The fourth type of derailer is the powered or motorized derailer, electronically powered through an actuator. This type of derailer can be controlled remotely from an external control panel or manually. It is commonly installed as a part of Depot Personnel Protection Systems, to ensure personnel safety in maintenance workshops and depots.

==Failures==
Derails have failed on occasion. Examples include:

- 1958 Newark Bay rail accident: On September 15, 1958 in Newark Bay, New Jersey, United States, when a Central Railroad of New Jersey (CNJ) morning commuter train, #3314, ran through a restricting and a stop signal, derailed, and slid off the open Newark Bay lift bridge. Although the derailer did work, it was insufficient as #3314 had such great speed that it was unable to stop in time.

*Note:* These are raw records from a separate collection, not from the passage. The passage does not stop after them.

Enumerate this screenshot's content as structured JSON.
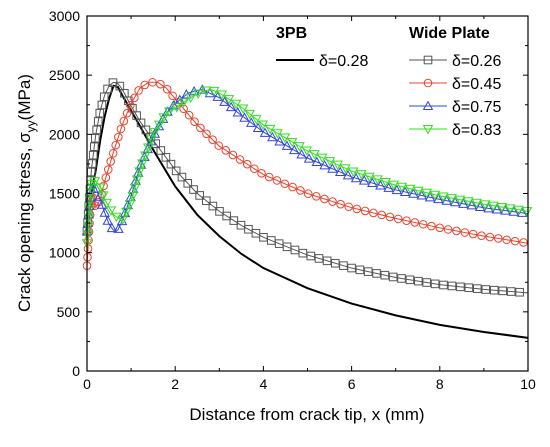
{
  "chart_data": {
    "type": "line",
    "xlabel": "Distance from crack tip, x (mm)",
    "ylabel_main": "Crack opening stress, σ",
    "ylabel_sub": "yy",
    "ylabel_tail": "(MPa)",
    "xlim": [
      0,
      10
    ],
    "ylim": [
      0,
      3000
    ],
    "x_ticks": [
      "0",
      "2",
      "4",
      "6",
      "8",
      "10"
    ],
    "y_ticks": [
      "0",
      "500",
      "1000",
      "1500",
      "2000",
      "2500",
      "3000"
    ],
    "legend_groups": [
      "3PB",
      "Wide Plate"
    ],
    "series": [
      {
        "name": "δ=0.28",
        "group": "3PB",
        "color": "#000000",
        "marker": "none",
        "x": [
          0,
          0.1,
          0.2,
          0.3,
          0.4,
          0.5,
          0.6,
          0.7,
          0.8,
          1.0,
          1.2,
          1.5,
          2.0,
          2.5,
          3.0,
          3.5,
          4.0,
          5.0,
          6.0,
          7.0,
          8.0,
          9.0,
          10.0
        ],
        "y": [
          1200,
          1500,
          1700,
          1950,
          2150,
          2300,
          2410,
          2400,
          2330,
          2200,
          2070,
          1870,
          1560,
          1320,
          1140,
          990,
          870,
          700,
          570,
          470,
          390,
          330,
          280
        ]
      },
      {
        "name": "δ=0.26",
        "group": "Wide Plate",
        "color": "#555555",
        "marker": "square",
        "x": [
          0,
          0.1,
          0.2,
          0.3,
          0.4,
          0.5,
          0.6,
          0.7,
          0.8,
          1.0,
          1.2,
          1.5,
          2.0,
          2.5,
          3.0,
          3.5,
          4.0,
          5.0,
          6.0,
          7.0,
          8.0,
          9.0,
          10.0
        ],
        "y": [
          1180,
          1700,
          2000,
          2200,
          2330,
          2410,
          2440,
          2430,
          2380,
          2240,
          2110,
          1950,
          1700,
          1500,
          1350,
          1230,
          1130,
          980,
          870,
          790,
          730,
          690,
          660
        ]
      },
      {
        "name": "δ=0.45",
        "group": "Wide Plate",
        "color": "#e8432e",
        "marker": "circle",
        "x": [
          0,
          0.1,
          0.2,
          0.3,
          0.4,
          0.6,
          0.8,
          1.0,
          1.2,
          1.4,
          1.6,
          1.8,
          2.0,
          2.5,
          3.0,
          4.0,
          5.0,
          6.0,
          7.0,
          8.0,
          9.0,
          10.0
        ],
        "y": [
          890,
          1500,
          1380,
          1450,
          1600,
          1850,
          2080,
          2260,
          2390,
          2440,
          2440,
          2390,
          2300,
          2080,
          1900,
          1660,
          1500,
          1380,
          1290,
          1210,
          1140,
          1080
        ]
      },
      {
        "name": "δ=0.75",
        "group": "Wide Plate",
        "color": "#3344dd",
        "marker": "triangle-up",
        "x": [
          0,
          0.1,
          0.2,
          0.3,
          0.4,
          0.5,
          0.6,
          0.7,
          0.8,
          1.0,
          1.2,
          1.5,
          1.8,
          2.0,
          2.3,
          2.6,
          3.0,
          3.5,
          4.0,
          5.0,
          6.0,
          7.0,
          8.0,
          9.0,
          10.0
        ],
        "y": [
          1180,
          1560,
          1550,
          1450,
          1340,
          1240,
          1190,
          1190,
          1270,
          1480,
          1720,
          1980,
          2180,
          2260,
          2350,
          2380,
          2310,
          2160,
          2020,
          1800,
          1640,
          1530,
          1450,
          1380,
          1330
        ]
      },
      {
        "name": "δ=0.83",
        "group": "Wide Plate",
        "color": "#33dd22",
        "marker": "triangle-down",
        "x": [
          0,
          0.1,
          0.2,
          0.3,
          0.4,
          0.6,
          0.8,
          1.0,
          1.2,
          1.5,
          1.8,
          2.0,
          2.3,
          2.6,
          2.8,
          3.0,
          3.5,
          4.0,
          5.0,
          6.0,
          7.0,
          8.0,
          9.0,
          10.0
        ],
        "y": [
          1080,
          1620,
          1600,
          1560,
          1450,
          1320,
          1270,
          1430,
          1700,
          2000,
          2180,
          2220,
          2300,
          2360,
          2380,
          2350,
          2230,
          2080,
          1860,
          1690,
          1570,
          1480,
          1410,
          1350
        ]
      }
    ]
  }
}
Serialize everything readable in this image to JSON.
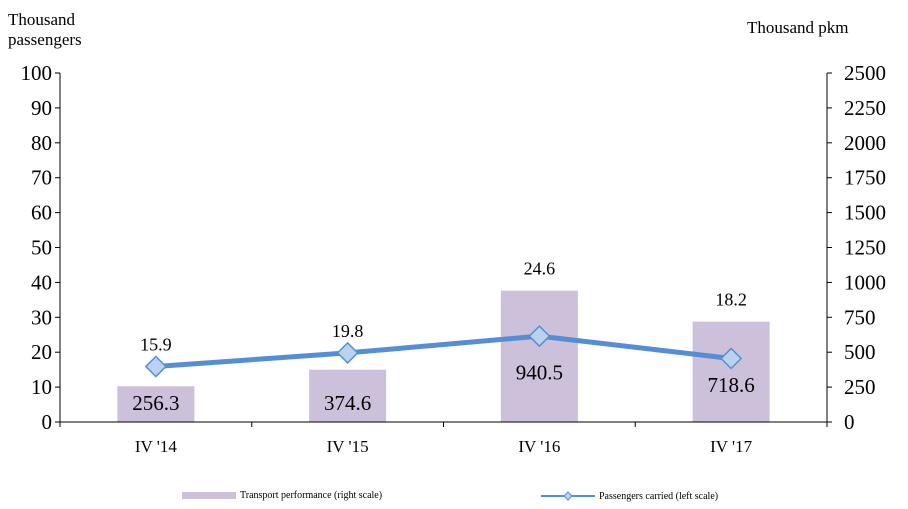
{
  "chart_data": {
    "type": "bar",
    "categories": [
      "IV '14",
      "IV '15",
      "IV '16",
      "IV '17"
    ],
    "series": [
      {
        "name": "Transport performance (right scale)",
        "type": "bar",
        "axis": "right",
        "values": [
          256.3,
          374.6,
          940.5,
          718.6
        ],
        "data_labels": [
          "256.3",
          "374.6",
          "940.5",
          "718.6"
        ],
        "color": "#ccc0da"
      },
      {
        "name": "Passengers carried (left scale)",
        "type": "line",
        "axis": "left",
        "values": [
          15.9,
          19.8,
          24.6,
          18.2
        ],
        "data_labels": [
          "15.9",
          "19.8",
          "24.6",
          "18.2"
        ],
        "color": "#558ed5",
        "marker_fill": "#b9d3ee"
      }
    ],
    "left_axis": {
      "title": "Thousand passengers",
      "title_lines": [
        "Thousand",
        "passengers"
      ],
      "range": [
        0,
        100
      ],
      "ticks": [
        "0",
        "10",
        "20",
        "30",
        "40",
        "50",
        "60",
        "70",
        "80",
        "90",
        "100"
      ]
    },
    "right_axis": {
      "title": "Thousand pkm",
      "range": [
        0,
        2500
      ],
      "ticks": [
        "0",
        "250",
        "500",
        "750",
        "1000",
        "1250",
        "1500",
        "1750",
        "2000",
        "2250",
        "2500"
      ]
    },
    "grid": false,
    "legend_position": "bottom"
  }
}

- CSX 8888 incident: On May 15, 2001, CSX 8888, pulling a train of 47 cars including some loaded with hazardous chemicals, ran uncontrolled for two hours at up to 82 km/h. A portable derail was used but failed.
- Englewood Railway incident: On April 20, 2017, three workers were killed in an accident on the Englewood Railway in Woss, British Columbia, when 11 runaway rail cars full of logs crashed into them and their equipment while they were working on the line. The railcars had become uncoupled at the top of the hill and as they rolled out-of-control down the hill, they overpowered the derails which had been installed incorrectly and into rotting rail ties.